Митрофанов сокрушенно помотал головой.
— У вас еще есть время подумать над тем, что я сказал. Посоветуйтесь с Ольгой. Прикиньте все «за» и «против». Я думаю, что чистосердечное признание в любом случае будет вам на руку. В любом случае! — многозначительно протянул Брянцев. — Даже если ваши руки выпачканы в крови вашего друга…
— Никогда! — в отчаянии выкрикнул Митрофанов и закрыл лицо ладонями.
Больше ничего не смог Брянцев от него добиться.
Зато Квасова «вспомнила», как второго (или третьего) августа Полунина угощала Щеглова и Ястребкова коньяком. И как, вроде бы шутя, предложила Щеглову составить ей компанию в Сочи.

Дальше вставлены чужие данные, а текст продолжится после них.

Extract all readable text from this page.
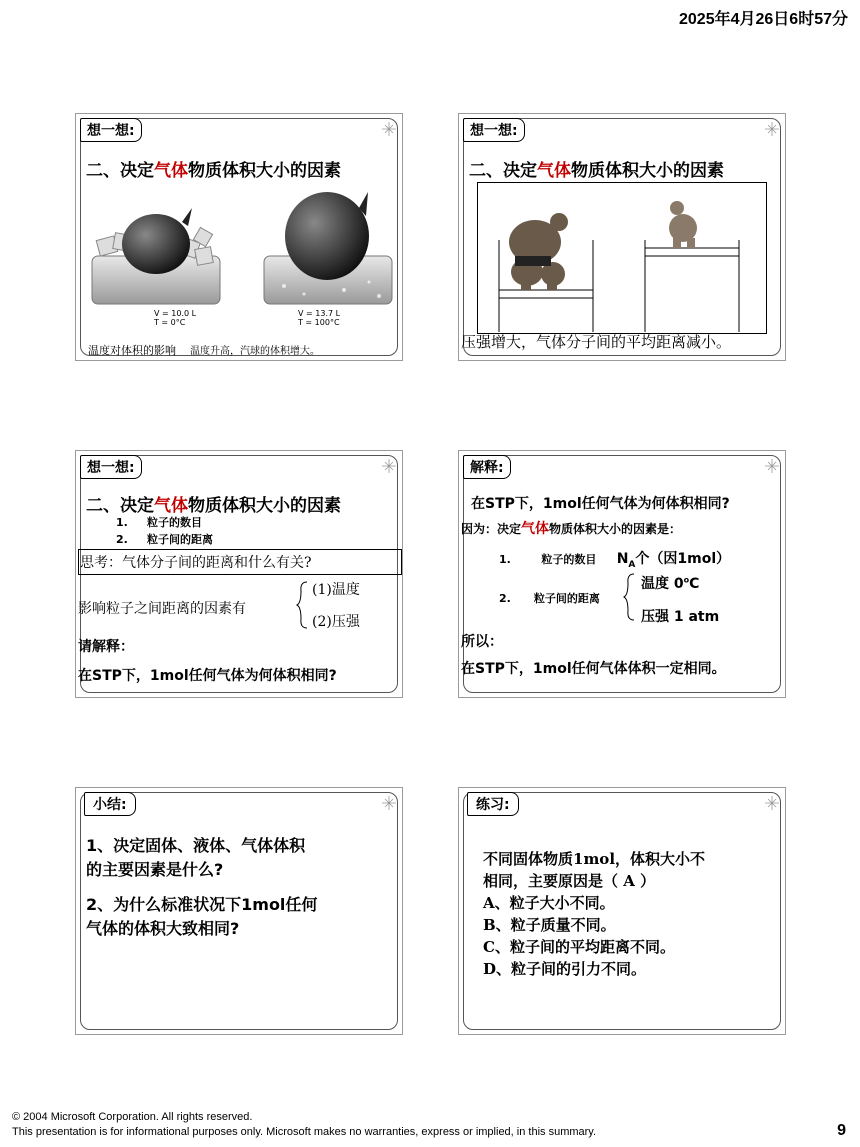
2025年4月26日6时57分
想一想:
二、决定气体物质体积大小的因素
V = 10.0 L
T = 0°C
V = 13.7 L
T = 100°C
温度对体积的影响 温度升高，汽球的体积增大。
想一想:
二、决定气体物质体积大小的因素
压强增大，气体分子间的平均距离减小。
想一想:
二、决定气体物质体积大小的因素
1. 粒子的数目
2. 粒子间的距离
思考：气体分子间的距离和什么有关?
影响粒子之间距离的因素有
(1)温度
(2)压强
请解释：
在STP下，1mol任何气体为何体积相同?
解释:
在STP下，1mol任何气体为何体积相同?
因为：决定气体物质体积大小的因素是：
1.	粒子的数目 $N_A$个（因1mol）
2. 粒子间的距离
温度 0$^o$C
压强 1 atm
所以：
在STP下，1mol任何气体体积一定相同。
小结:
1、决定固体、液体、气体体积
的主要因素是什么?
2、为什么标准状况下1mol任何
气体的体积大致相同?
练习:
不同固体物质1mol，体积大小不
相同，主要原因是（ A ）
A、粒子大小不同。
B、粒子质量不同。
C、粒子间的平均距离不同。
D、粒子间的引力不同。
© 2004 Microsoft Corporation. All rights reserved.
This presentation is for informational purposes only. Microsoft makes no warranties, express or implied, in this summary.	9
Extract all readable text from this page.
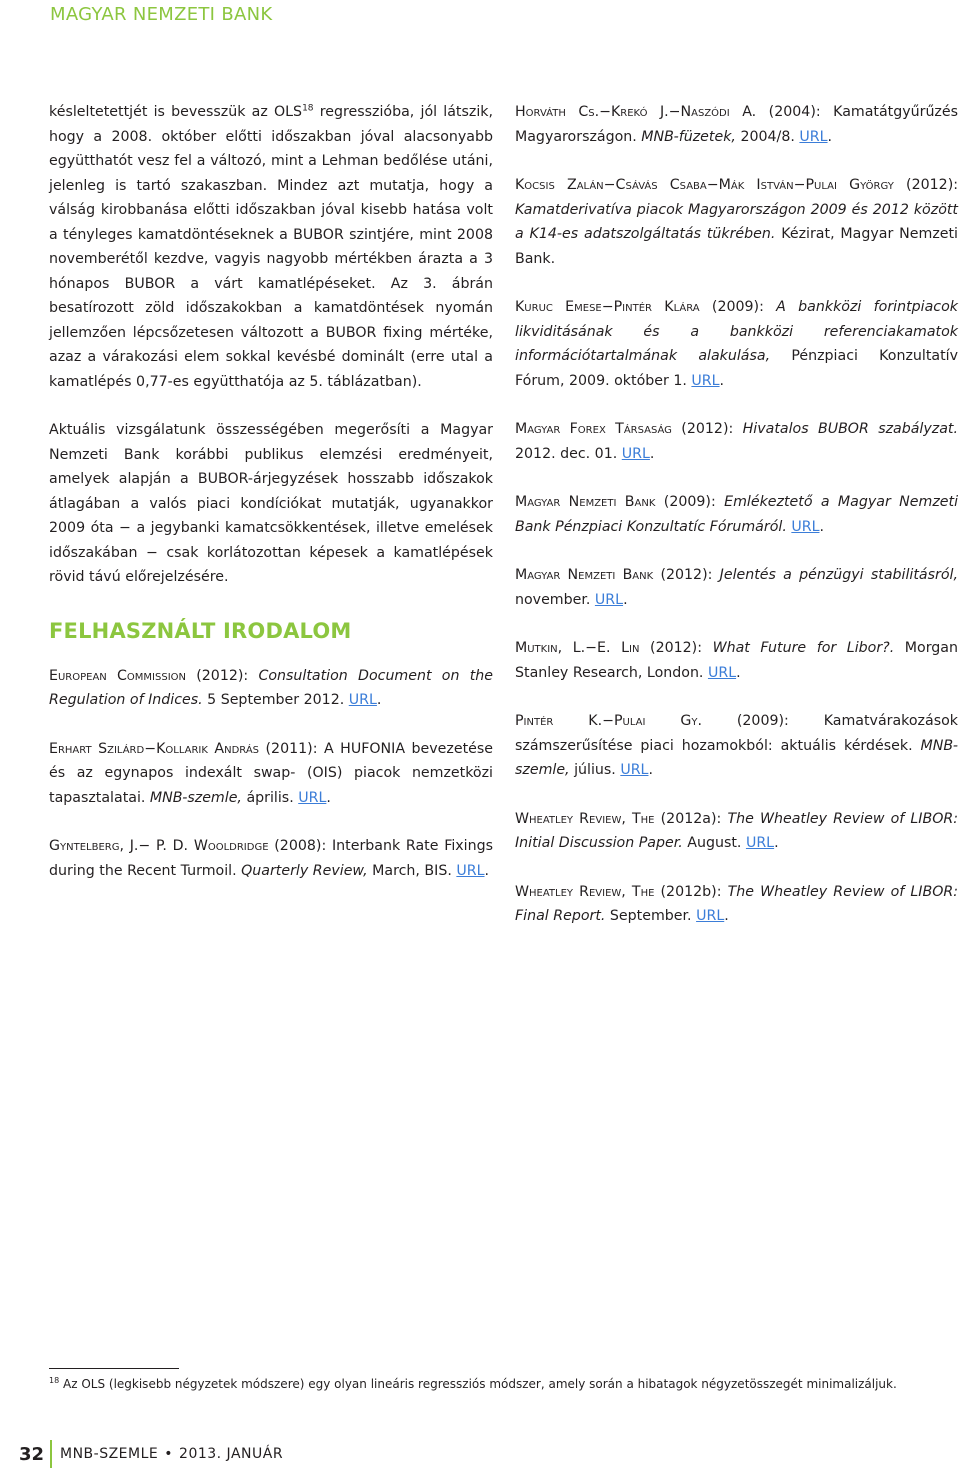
MAGYAR NEMZETI BANK

késleltetettjét is bevesszük az OLS$^{18}$ regresszióba, jól látszik, hogy a 2008. október előtti időszakban jóval alacsonyabb együtthatót vesz fel a változó, mint a Lehman bedőlése utáni, jelenleg is tartó szakaszban. Mindez azt mutatja, hogy a válság kirobbanása előtti időszakban jóval kisebb hatása volt a tényleges kamatdöntéseknek a BUBOR szintjére, mint 2008 novemberétől kezdve, vagyis nagyobb mértékben árazta a 3 hónapos BUBOR a várt kamatlépéseket. Az 3. ábrán besatírozott zöld időszakokban a kamatdöntések nyomán jellemzően lépcsőzetesen változott a BUBOR fixing mértéke, azaz a várakozási elem sokkal kevésbé dominált (erre utal a kamatlépés 0,77-es együtthatója az 5. táblázatban).

Aktuális vizsgálatunk összességében megerősíti a Magyar Nemzeti Bank korábbi publikus elemzési eredményeit, amelyek alapján a BUBOR-árjegyzések hosszabb időszakok átlagában a valós piaci kondíciókat mutatják, ugyanakkor 2009 óta − a jegybanki kamatcsökkentések, illetve emelések időszakában − csak korlátozottan képesek a kamatlépések rövid távú előrejelzésére.

FELHASZNÁLT IRODALOM

European Commission (2012): Consultation Document on the Regulation of Indices. 5 September 2012. URL.

Erhart Szilárd−Kollarik András (2011): A HUFONIA bevezetése és az egynapos indexált swap- (OIS) piacok nemzetközi tapasztalatai. MNB-szemle, április. URL.

Gyntelberg, J.− P. D. Wooldridge (2008): Interbank Rate Fixings during the Recent Turmoil. Quarterly Review, March, BIS. URL.

Horváth Cs.−Krekó J.−Naszódi A. (2004): Kamatátgyűrűzés Magyarországon. MNB-füzetek, 2004/8. URL.

Kocsis Zalán−Csávás Csaba−Mák István−Pulai György (2012): Kamatderivatíva piacok Magyarországon 2009 és 2012 között a K14-es adatszolgáltatás tükrében. Kézirat, Magyar Nemzeti Bank.

Kuruc Emese−Pintér Klára (2009): A bankközi forintpiacok likviditásának és a bankközi referenciakamatok információtartalmának alakulása, Pénzpiaci Konzultatív Fórum, 2009. október 1. URL.

Magyar Forex Társaság (2012): Hivatalos BUBOR szabályzat. 2012. dec. 01. URL.

Magyar Nemzeti Bank (2009): Emlékeztető a Magyar Nemzeti Bank Pénzpiaci Konzultatíc Fórumáról. URL.

Magyar Nemzeti Bank (2012): Jelentés a pénzügyi stabilitásról, november. URL.

Mutkin, L.−E. Lin (2012): What Future for Libor?. Morgan Stanley Research, London. URL.

Pintér K.−Pulai Gy. (2009): Kamatvárakozások számszerűsítése piaci hozamokból: aktuális kérdések. MNB-szemle, július. URL.

Wheatley Review, The (2012a): The Wheatley Review of LIBOR: Initial Discussion Paper. August. URL.

Wheatley Review, The (2012b): The Wheatley Review of LIBOR: Final Report. September. URL.

$^{18}$ Az OLS (legkisebb négyzetek módszere) egy olyan lineáris regressziós módszer, amely során a hibatagok négyzetösszegét minimalizáljuk.
32	MNB-SZEMLE • 2013. JANUÁR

Он в ответ спросил: «А сколько денег с собой возьмешь?». Ответила: «Сколько надо, столько и возьмем. Тонны две хватит?». И Щеглов сказал: «Тогда поехали!».
— Думаете, они и до этого были знакомы?
— Конечно! Всю дорогу в гляделки играли, а один раз даже — я сама видела, ей-богу! — Герман ущипнул ее за мягкое место, и она ничего, будто так и надо. Ну потом Надя поднялась и сказала: «Допивайте без меня». И пошла. А Герман догнал ее, и они еще постояли у калитки, о чем-то поговорили. Он ее за руку держал все это время. Я спросила у Алика: «Неужели они это всерьез — насчет юга?». И Алик сказал: «Теперь уж он от нее не отстанет!»